What a week. Revelations about London’s glut of unsold luxury residential properties are a timely reminder of the fundamental problems at Mount Pleasant and those that have been vocal in opposition.
Motivated by the inappropriateness of the proposals that were approved by the former Mayor, Boris Johnson, or by the wider iniquities the proposals embody, many experts have given their time, wisdom and insights to critique the Royal Mail’s controversial luxury development.
Among the first commentators to voice their abhorrence at this much opposed scheme was Gavin Stamp, aka Private Eye’s vividly astute and vitally acerbic ‘Piloti’. Gavin was a towering figure in architectural scholarship who was a consistent and persistent antidote to the profession’s avarice, affectation and excess. It’s no surprise that he was appalled not only by the scheme’s design, but also by the underlying inequity of the development, founded on the transferal of hundreds of millions of pounds of assets from public to private hands following the Royal Mail’s privatisation.
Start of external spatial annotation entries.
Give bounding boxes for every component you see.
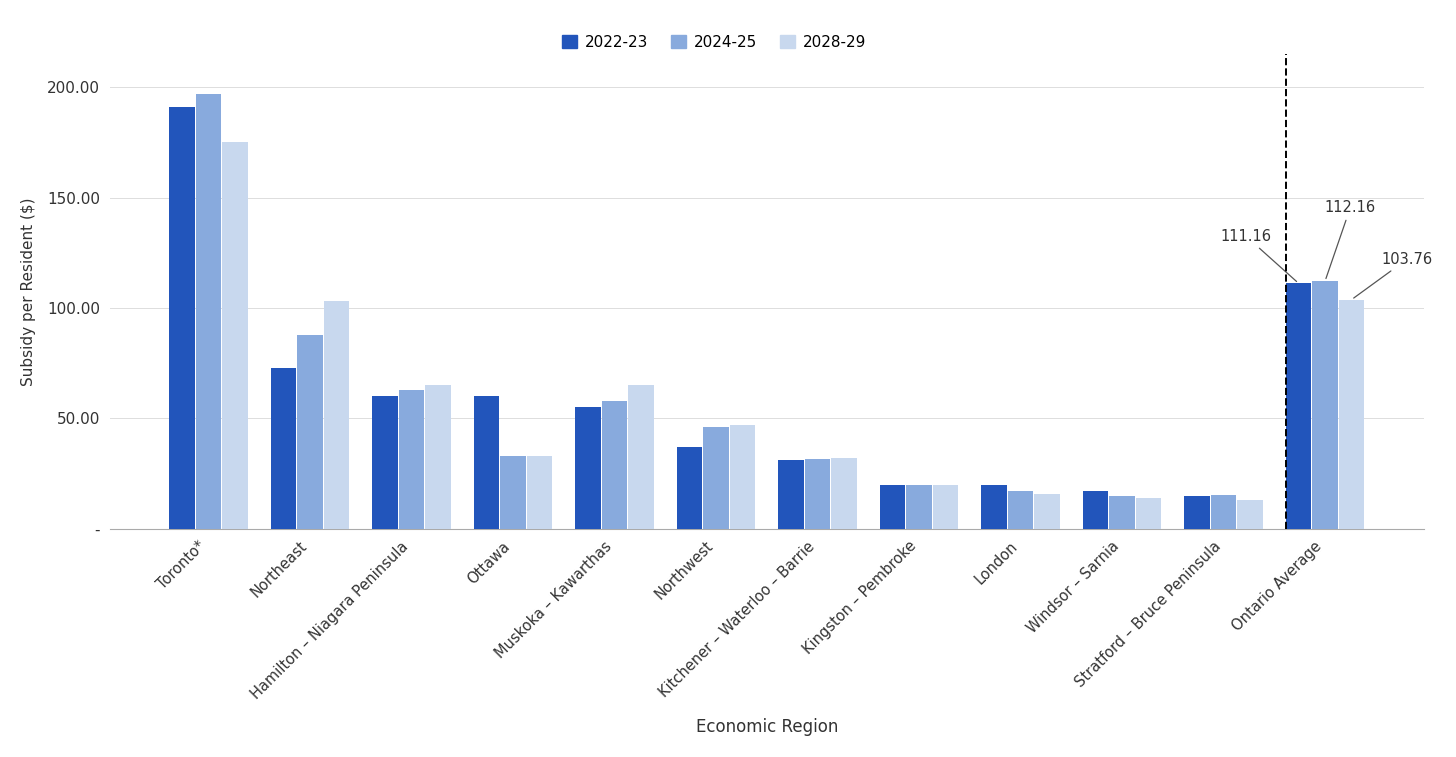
Bar	[1109, 496, 1134, 529]
Bar	[1238, 500, 1262, 529]
Bar	[729, 425, 756, 529]
Bar	[1312, 281, 1338, 529]
Bar	[425, 385, 450, 529]
Bar	[399, 390, 424, 529]
Bar	[223, 142, 248, 529]
Bar	[1211, 494, 1236, 529]
Bar	[805, 459, 830, 529]
Bar	[1034, 494, 1060, 529]
Bar	[473, 397, 499, 529]
Bar	[373, 397, 397, 529]
Bar	[677, 447, 702, 529]
Bar	[879, 484, 906, 529]
Bar	[297, 335, 323, 529]
Bar	[1136, 498, 1160, 529]
Bar	[1338, 300, 1364, 529]
Bar	[501, 456, 526, 529]
Bar	[169, 107, 195, 529]
Bar	[628, 385, 654, 529]
X-axis label: Economic Region: Economic Region	[696, 718, 839, 736]
Bar	[323, 301, 349, 529]
Bar	[906, 484, 932, 529]
Bar	[703, 427, 728, 529]
Bar	[527, 456, 552, 529]
Bar	[933, 484, 958, 529]
Text: 103.76: 103.76	[1354, 251, 1433, 298]
Bar	[271, 368, 296, 529]
Bar	[195, 94, 221, 529]
Bar	[1008, 491, 1034, 529]
Bar	[1286, 283, 1312, 529]
Text: 111.16: 111.16	[1220, 229, 1297, 282]
Bar	[1184, 496, 1210, 529]
Y-axis label: Subsidy per Resident ($): Subsidy per Resident ($)	[20, 197, 36, 385]
Legend: 2022-23, 2024-25, 2028-29: 2022-23, 2024-25, 2028-29	[556, 29, 872, 55]
Text: 112.16: 112.16	[1325, 200, 1376, 279]
Bar	[831, 458, 856, 529]
Bar	[1083, 491, 1108, 529]
Bar	[601, 400, 628, 529]
Bar	[575, 407, 601, 529]
Bar	[779, 460, 804, 529]
Bar	[981, 484, 1006, 529]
Four years ago, Gavin penned a prophetic piece in Private Eye in which he wrote: “The Mount Pleasant site, because it belonged to the Royal Mail, was public property and belonged to us. No Longer … Royal Mail managers have regarded its estate as an asset to be stripped, sold off, not to the advantage of the public but to that of the shareholder. Mount unpleasant will be private.”
Gavin was buried this week, following his funeral in the stunning surroundings of St Giles’s Church, Camberwell, where many hundreds of people gathered to pay their respects to a man that possessed a rare decency founded on an independence of mind that spoke truth to authority.
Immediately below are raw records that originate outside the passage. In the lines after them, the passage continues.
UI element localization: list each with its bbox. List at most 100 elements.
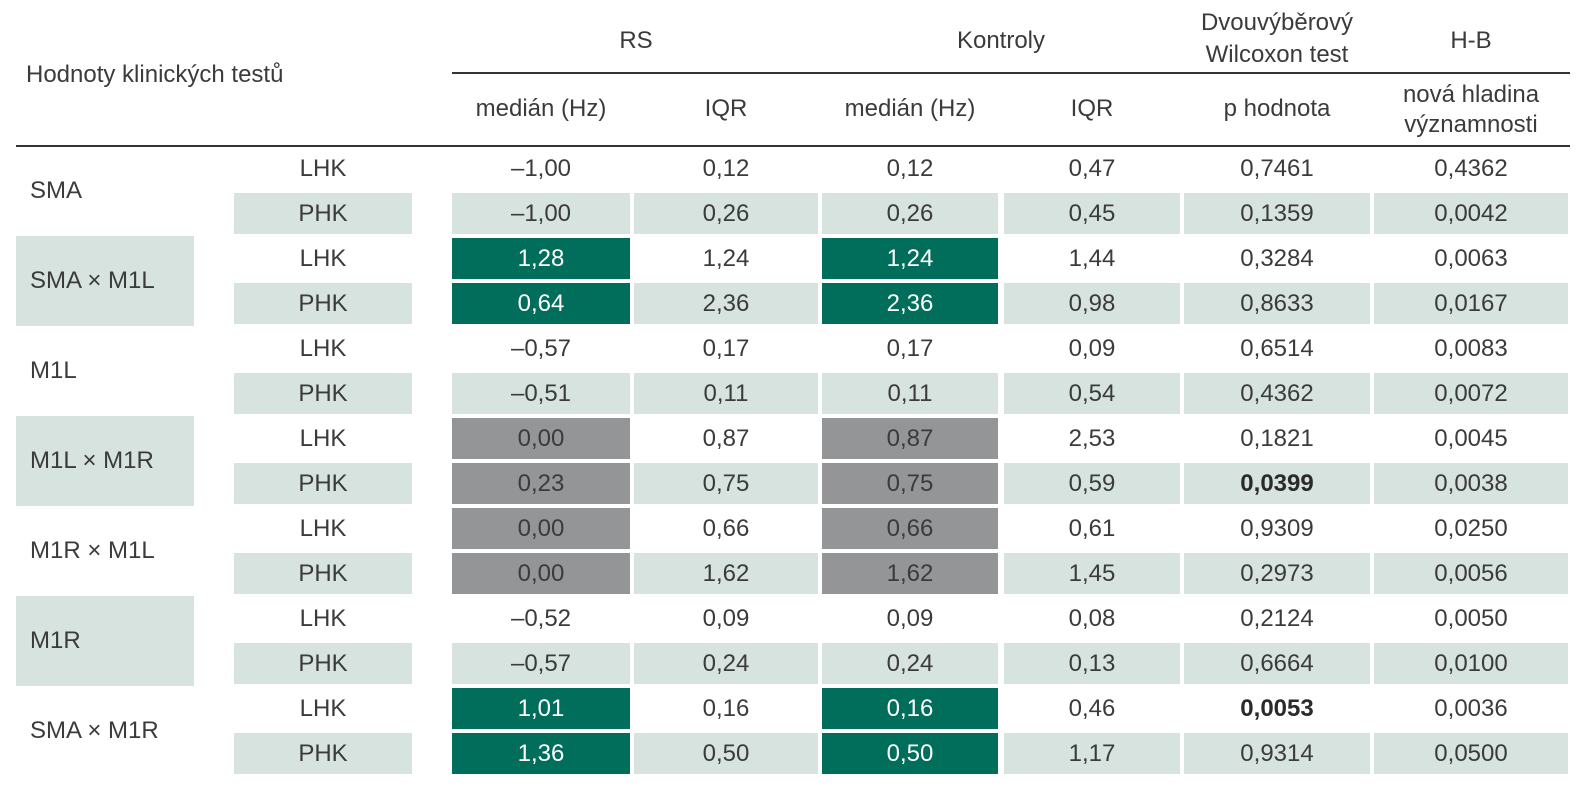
p-value-cell: 0,9309 xyxy=(1240,515,1314,542)
rs-median-cell: 1,36 xyxy=(452,733,630,774)
kontroly-median-cell: 0,75 xyxy=(822,463,998,504)
rs-median-cell: 0,23 xyxy=(452,463,630,504)
p-value-cell: 0,7461 xyxy=(1240,155,1314,182)
table-row: LHK –1,00 0,12 0,12 0,47 0,7461 0,4362 xyxy=(0,146,1582,191)
wilcoxon-header-line1: Dvouvýběrový xyxy=(1200,9,1354,36)
hb-cell: 0,0072 xyxy=(1374,373,1568,414)
rs-iqr-cell: 0,87 xyxy=(702,425,750,452)
side-cell: PHK xyxy=(234,193,412,234)
rs-median-cell: 0,64 xyxy=(452,283,630,324)
hb-cell: 0,0250 xyxy=(1434,515,1508,542)
p-value-cell: 0,6514 xyxy=(1240,335,1314,362)
rs-iqr-cell: 0,12 xyxy=(702,155,750,182)
kontroly-median-cell: 0,12 xyxy=(886,155,934,182)
side-cell: LHK xyxy=(299,425,347,452)
kontroly-iqr-cell: 1,44 xyxy=(1068,245,1116,272)
table-row: PHK 0,64 2,36 2,36 0,98 0,8633 0,0167 xyxy=(0,281,1582,326)
group-label: M1L × M1R xyxy=(16,416,194,506)
hb-cell: 0,0063 xyxy=(1434,245,1508,272)
rs-group-header: RS xyxy=(619,27,653,54)
rs-iqr-cell: 0,66 xyxy=(702,515,750,542)
rs-iqr-cell: 1,62 xyxy=(634,553,818,594)
hb-header: H-B xyxy=(1450,27,1492,54)
kontroly-iqr-cell: 0,13 xyxy=(1004,643,1180,684)
rs-iqr-cell: 2,36 xyxy=(634,283,818,324)
p-value-cell: 0,1821 xyxy=(1240,425,1314,452)
table-row: LHK –0,52 0,09 0,09 0,08 0,2124 0,0050 xyxy=(0,596,1582,641)
table-row: PHK –0,57 0,24 0,24 0,13 0,6664 0,0100 xyxy=(0,641,1582,686)
table-row: LHK 1,28 1,24 1,24 1,44 0,3284 0,0063 xyxy=(0,236,1582,281)
group-label: M1L xyxy=(30,357,77,384)
kontroly-median-cell: 0,87 xyxy=(822,418,998,459)
rs-median-cell: 0,00 xyxy=(452,553,630,594)
hb-significance-header-line2: významnosti xyxy=(1404,111,1538,138)
table-row: PHK 0,23 0,75 0,75 0,59 0,0399 0,0038 xyxy=(0,461,1582,506)
kontroly-median-cell: 0,66 xyxy=(822,508,998,549)
side-cell: PHK xyxy=(234,373,412,414)
hb-significance-header-line1: nová hladina xyxy=(1402,81,1540,108)
table-row: PHK 0,00 1,62 1,62 1,45 0,2973 0,0056 xyxy=(0,551,1582,596)
table-row: PHK –1,00 0,26 0,26 0,45 0,1359 0,0042 xyxy=(0,191,1582,236)
kontroly-iqr-cell: 0,47 xyxy=(1068,155,1116,182)
row-label-header: Hodnoty klinických testů xyxy=(26,61,284,88)
rs-median-cell: 1,28 xyxy=(452,238,630,279)
kontroly-iqr-cell: 1,17 xyxy=(1004,733,1180,774)
kontroly-median-cell: 1,62 xyxy=(822,553,998,594)
rs-median-cell: –0,57 xyxy=(510,335,572,362)
table-row: LHK 0,00 0,66 0,66 0,61 0,9309 0,0250 xyxy=(0,506,1582,551)
side-cell: PHK xyxy=(234,463,412,504)
rs-iqr-cell: 0,26 xyxy=(634,193,818,234)
rs-iqr-header: IQR xyxy=(704,95,748,122)
rs-iqr-cell: 1,24 xyxy=(702,245,750,272)
p-value-cell: 0,9314 xyxy=(1184,733,1370,774)
kontroly-iqr-cell: 0,45 xyxy=(1004,193,1180,234)
table-row: LHK 1,01 0,16 0,16 0,46 0,0053 0,0036 xyxy=(0,686,1582,731)
kontroly-iqr-cell: 0,08 xyxy=(1068,605,1116,632)
hb-cell: 0,0036 xyxy=(1434,695,1508,722)
kontroly-iqr-cell: 0,61 xyxy=(1068,515,1116,542)
side-cell: LHK xyxy=(299,155,347,182)
kontroly-iqr-cell: 2,53 xyxy=(1068,425,1116,452)
group-label: SMA xyxy=(30,177,83,204)
rs-median-cell: –0,51 xyxy=(452,373,630,414)
kontroly-iqr-header: IQR xyxy=(1070,95,1114,122)
p-value-cell: 0,0399 xyxy=(1184,463,1370,504)
kontroly-iqr-cell: 0,59 xyxy=(1004,463,1180,504)
hb-cell: 0,0050 xyxy=(1434,605,1508,632)
hb-cell: 0,0045 xyxy=(1434,425,1508,452)
kontroly-median-header: medián (Hz) xyxy=(844,95,976,122)
kontroly-median-cell: 0,11 xyxy=(822,373,998,414)
kontroly-median-cell: 1,24 xyxy=(822,238,998,279)
header-bottom-rule xyxy=(16,145,1570,147)
table-row: PHK 1,36 0,50 0,50 1,17 0,9314 0,0500 xyxy=(0,731,1582,776)
hb-cell: 0,0167 xyxy=(1374,283,1568,324)
rs-median-header: medián (Hz) xyxy=(475,95,607,122)
header-divider xyxy=(452,72,1570,74)
kontroly-iqr-cell: 1,45 xyxy=(1004,553,1180,594)
kontroly-median-cell: 0,50 xyxy=(822,733,998,774)
table-row: LHK –0,57 0,17 0,17 0,09 0,6514 0,0083 xyxy=(0,326,1582,371)
side-cell: PHK xyxy=(234,733,412,774)
group-label: M1R xyxy=(16,596,194,686)
hb-cell: 0,0042 xyxy=(1374,193,1568,234)
side-cell: LHK xyxy=(299,515,347,542)
side-cell: PHK xyxy=(234,643,412,684)
group-label: SMA × M1R xyxy=(30,717,159,744)
kontroly-median-cell: 2,36 xyxy=(822,283,998,324)
wilcoxon-header-line2: Wilcoxon test xyxy=(1205,41,1349,68)
p-value-cell: 0,6664 xyxy=(1184,643,1370,684)
p-value-cell: 0,2973 xyxy=(1184,553,1370,594)
p-value-cell: 0,4362 xyxy=(1184,373,1370,414)
hb-cell: 0,0500 xyxy=(1374,733,1568,774)
hb-cell: 0,4362 xyxy=(1434,155,1508,182)
kontroly-median-cell: 0,26 xyxy=(822,193,998,234)
hb-cell: 0,0083 xyxy=(1434,335,1508,362)
rs-iqr-cell: 0,75 xyxy=(634,463,818,504)
hb-cell: 0,0056 xyxy=(1374,553,1568,594)
rs-median-cell: –1,00 xyxy=(510,155,572,182)
rs-iqr-cell: 0,11 xyxy=(634,373,818,414)
kontroly-iqr-cell: 0,46 xyxy=(1068,695,1116,722)
side-cell: PHK xyxy=(234,553,412,594)
rs-median-cell: 0,00 xyxy=(452,418,630,459)
side-cell: PHK xyxy=(234,283,412,324)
Such decency was entirely absent from another event this week – the first ‘public engagement’ by Mount Pleasant’s new owners, Taylor Wimpey. Hosted by an all-male team in a first-floor meeting room in a pub, the gender imbalance and choice of venue revealed the uncomfortable truth about how seriously developers take ‘public engagement’ in the twenty-first century, marginalising a significant proportion of the community who happen to be infirm, disabled or averse to pubs.
Gavin’s death is a terrible loss, but we are proud that Mount Pleasant was part of his oeuvre. After this rather memorable week, it is perhaps fitting to remind communities all over Britain who are confronted by the avarice of developers to be reminded of Gavin’s prescient words:
“Everyone should be concerned about this development for what it tells us about modern Britain.”